“Dementia is greater risk for single people in later life, study finds”, Guardian, 2/4. As if I don’t have enough to worry about! I am unlikely to get married (and am not particularly interested in doing so), so I’ll have to hope that some of the other preventative activities there (exercise and thinking/daydreaming for me) are enough. I do believe that people who isolate themselves to an extreme are not mentally healthy – or that doing this can damage one’s mental health, as humans have evolved to be social creatures. (I like to be alone sometimes, but not to be lonely.)

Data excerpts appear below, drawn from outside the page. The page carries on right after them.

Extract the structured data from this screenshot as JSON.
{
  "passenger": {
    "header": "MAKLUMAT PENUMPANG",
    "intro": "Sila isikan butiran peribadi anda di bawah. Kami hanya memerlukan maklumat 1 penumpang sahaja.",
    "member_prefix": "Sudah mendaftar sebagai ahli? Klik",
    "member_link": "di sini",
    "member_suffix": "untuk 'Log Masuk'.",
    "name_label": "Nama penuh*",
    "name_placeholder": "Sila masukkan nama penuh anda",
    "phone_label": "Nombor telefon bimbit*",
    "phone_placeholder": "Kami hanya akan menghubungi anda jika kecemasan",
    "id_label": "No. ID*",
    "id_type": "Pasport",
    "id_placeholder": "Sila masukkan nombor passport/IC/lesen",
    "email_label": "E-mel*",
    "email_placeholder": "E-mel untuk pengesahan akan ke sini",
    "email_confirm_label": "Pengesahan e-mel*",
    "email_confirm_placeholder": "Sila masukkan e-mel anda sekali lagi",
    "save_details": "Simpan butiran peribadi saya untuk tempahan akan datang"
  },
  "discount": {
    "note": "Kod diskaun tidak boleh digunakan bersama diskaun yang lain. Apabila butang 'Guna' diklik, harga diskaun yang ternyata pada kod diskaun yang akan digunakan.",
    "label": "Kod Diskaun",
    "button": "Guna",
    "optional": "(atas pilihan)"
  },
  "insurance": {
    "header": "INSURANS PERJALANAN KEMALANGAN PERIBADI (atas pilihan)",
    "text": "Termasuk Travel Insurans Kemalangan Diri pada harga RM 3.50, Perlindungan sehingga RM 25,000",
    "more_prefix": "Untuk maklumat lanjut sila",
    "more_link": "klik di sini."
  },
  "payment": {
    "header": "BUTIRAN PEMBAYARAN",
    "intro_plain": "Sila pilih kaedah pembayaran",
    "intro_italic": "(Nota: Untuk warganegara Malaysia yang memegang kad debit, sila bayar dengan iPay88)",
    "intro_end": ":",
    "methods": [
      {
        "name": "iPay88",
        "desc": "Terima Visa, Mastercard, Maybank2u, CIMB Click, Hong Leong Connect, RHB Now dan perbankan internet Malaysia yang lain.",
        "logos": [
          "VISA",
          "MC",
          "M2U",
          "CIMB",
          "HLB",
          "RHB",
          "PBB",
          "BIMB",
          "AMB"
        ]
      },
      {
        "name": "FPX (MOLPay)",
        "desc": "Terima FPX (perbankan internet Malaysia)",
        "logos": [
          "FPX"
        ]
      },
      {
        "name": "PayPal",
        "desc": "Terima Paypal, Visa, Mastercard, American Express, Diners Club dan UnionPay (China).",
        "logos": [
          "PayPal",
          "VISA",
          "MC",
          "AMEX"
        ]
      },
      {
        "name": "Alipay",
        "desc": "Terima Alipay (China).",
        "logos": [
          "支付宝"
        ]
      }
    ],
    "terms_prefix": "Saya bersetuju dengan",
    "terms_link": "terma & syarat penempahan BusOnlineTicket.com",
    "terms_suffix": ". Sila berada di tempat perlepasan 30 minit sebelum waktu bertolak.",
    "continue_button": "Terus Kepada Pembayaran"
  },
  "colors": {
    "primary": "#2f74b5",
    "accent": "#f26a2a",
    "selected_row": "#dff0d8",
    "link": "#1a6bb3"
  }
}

Last week’s Australian Story – “The Highway Man” – on ABC TV featured such a man, John Cadoret, who had taken off 30 years ago and spent all that time wandering the roads, losing contact with his family (which upset them very much, understandably). He was a promising student at school, but became dissatisfied with his prospects and rejected a conventional life. He says he is content being a wanderer, but I tend to side with his mother in that he wasted his talents:
You’re not angry, you’re pleased that at long last you’ve found him. You’ve no idea what we go through. You do not know what we go through. You bring this child into the world and hope for the best for them, and they hurt you. They hurt you. He hurt me. He hurt me, I must admit. He did do well at school, very well at school. Grant got a scholarship, and he chose not to take it up. He could’ve gone on to anything. Instead, I mean, he chose the life of a swagman. You can’t fathom it. I’m a bit ashamed. I mean, you see him with his pack on his back and you wonder, is he going to be like that all the time?
Physically, he looked ill, with teeth missing and a gaunt body stooped under the weight of his backpack and possessions. He often scavenged for his food (eating what he could find on the roadside).
He’s not gonna be able to do it for much longer, I wouldn’t think, before his body gives out. If he gets sick, or is, gets hurt in any way, we won’t know. All of a sudden he’ll be in the middle of nowhere, so…and we’ll never hear of him again if he really gets hurt. And that’s it. And that’s difficult to think about.
“Woman, 85, lay dead in her flat for FIVE YEARS before anyone noticed”, Daily Mail, 3/7. This was in Edinburgh; there have been several cases like this in Australia, including one in a suburb near where I live in 2003 (“Shut away and forgotten, Elsie Brown died alone”). I sometimes feel that I will end up like this! In modern Western societies, with their emphasis on individualism, it is all too easy to.
“The curious incident of the straight-A student”, Guardian, 4/7. A profile of teenager Alex Goodenough, who has Asperger’s Syndrome, a mild form of autism. He is bright (I’d like to read his sci-fi stories!), but has trouble fitting in socially. I have traits of that myself, but have never been diagnosed. (A psychologist diagnosed me as schizoid in 1988 – there is some overlap in the two conditions.)
My lower back is still bothering me; it has been so since January – it suddenly became so sore then for a few days that I could barely move, then settled down (it has done so on occasion over the years; seems to be a problem area). I think my first operation last December aggravated it somehow, and the second one in May made it worse! It is sore when lying down in bed, and getting up, but not when standing and moving around. It is, however, not a priority now.
More information – and an image – for the Avatar movie at the Marketsaw blog. The face on the banner is of a Na’vi-human hybrid (Jake Sully).
UPDATE – July 2, 2009: Further info about differences between Na’vi and Avatars! Jim here again. Here is what my source has to say: “There is major difference between the Na’vi and the avatars. It was visible in the footage shown at Amsterdam, but the viewers were so stunned they didn’t notice. The Na’vi have four fingers and toes; the avatars have five. In addition to the eyes, the avatar’s nose is also slightly smaller than the Na’vi’s.”
ANOTHER SAME DAY UPDATE: Exclusive insider info on the Na’vi image in the poster – this is from a trusted source: “Since one of the viewers of the Amsterdam presentation already mentioned it, the avatars do look somewhat like their human counterparts. This means the Na’vi look less human. Larger eyes for one. (Jim: Actually heard Neytiri has a striking resemblance to Zoe Saldana).